As previously indicated to the House on Second Stage, I reaffirm the Government is not opposed in principle to this Private Members' Bill. However, as has been said previously, the provisions of the Bill require most detailed scrutiny to ensure consistency with the property rights and safeguards in the Constitution, with particular reference to Article 40.3 and Article 43. I am sure Senators will appreciate the importance of ensuring coherence with other statutory provisions governing the purchase of ground rents.
Senators will appreciate this is a complex area of law. As indicated previously, it is already clear that amendments to the Bill will be required to minimise the risk of further challenges on constitutional grounds. In these circumstances, I have agreed with the Attorney General to establish a small expert group comprising senior officials from the Department and representatives from the Office of the Attorney General together with a number of outside experts in the area of land law. It is important that they consider the issues at hand and report on the amendments necessitated by the Supreme Court ruling in the Shirley case. While it is not possible to set a deadline for the group to complete its task at this early stage, it is my hope and intention that a substantial amount of the group's work will have been completed by the end of the first quarter of 2018. I expect, therefore, that the group's conclusions and recommendations will provide a sound basis for future amendments to ground rents legislation.
Members will be aware the issue of ground rents has been something of a complex conveyancing matter going right back to the foundation of the State. Many of the pieces of legislation since - I refer specifically to the 1978 Acts - are complex and detailed and need to be looked at in the context of the Constitution. I ask Senators to bear with the committee to ensure we do what Senators Gallagher, Ardagh and Swanick, who are promoting the Bill, wish to do. I support their endeavours in that regard.

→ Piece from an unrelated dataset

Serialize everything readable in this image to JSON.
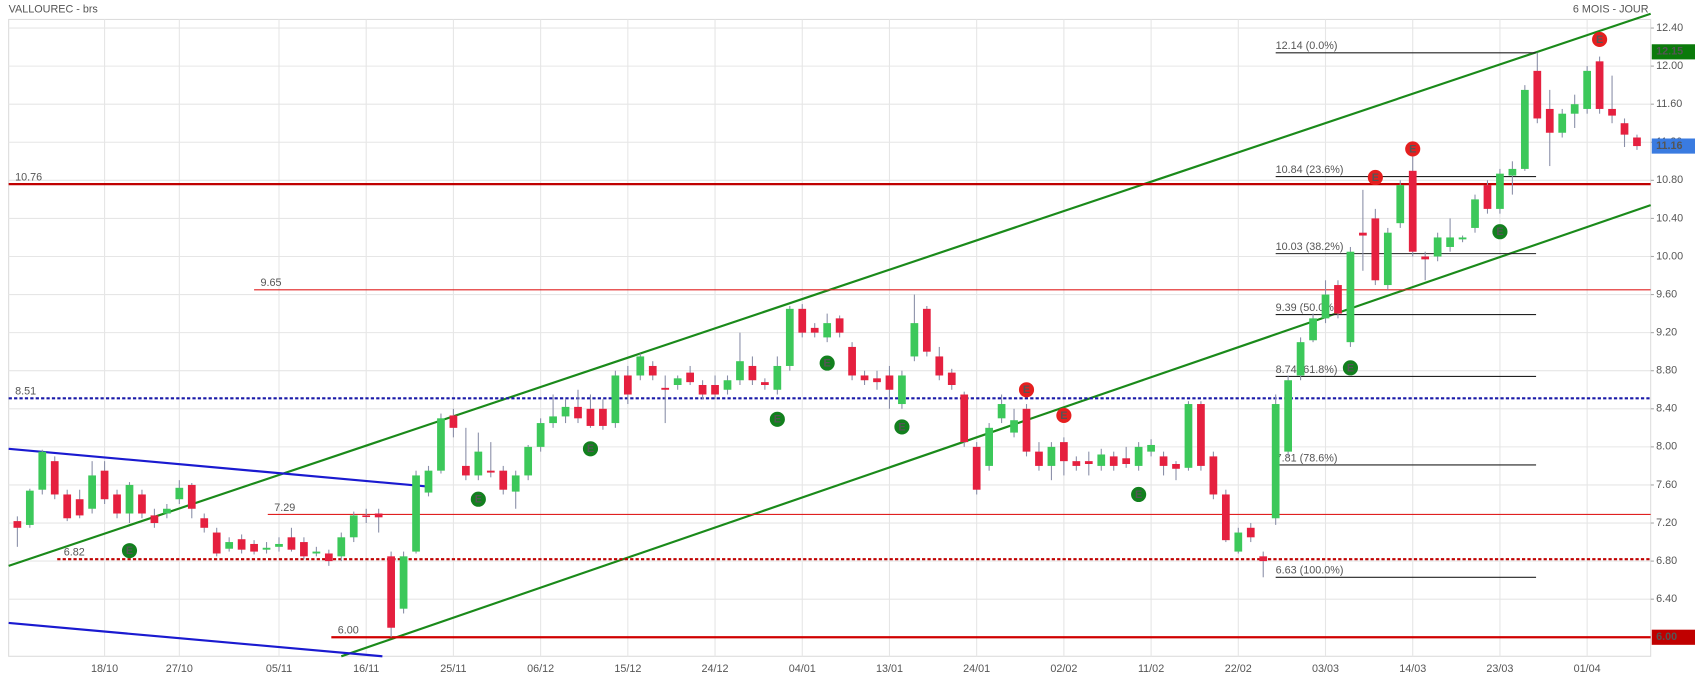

There is agreement in the House that we need to address this issue. What we have not finally established with certainty is the means by which this issue can be addressed. I acknowledge the importance of this legislation. The group will be happy to engage with the promoters of the Bill and I hope that by spring next year we will be in a position to advance matters in a way that can deal with the issue as intended by the promoters of the legislation.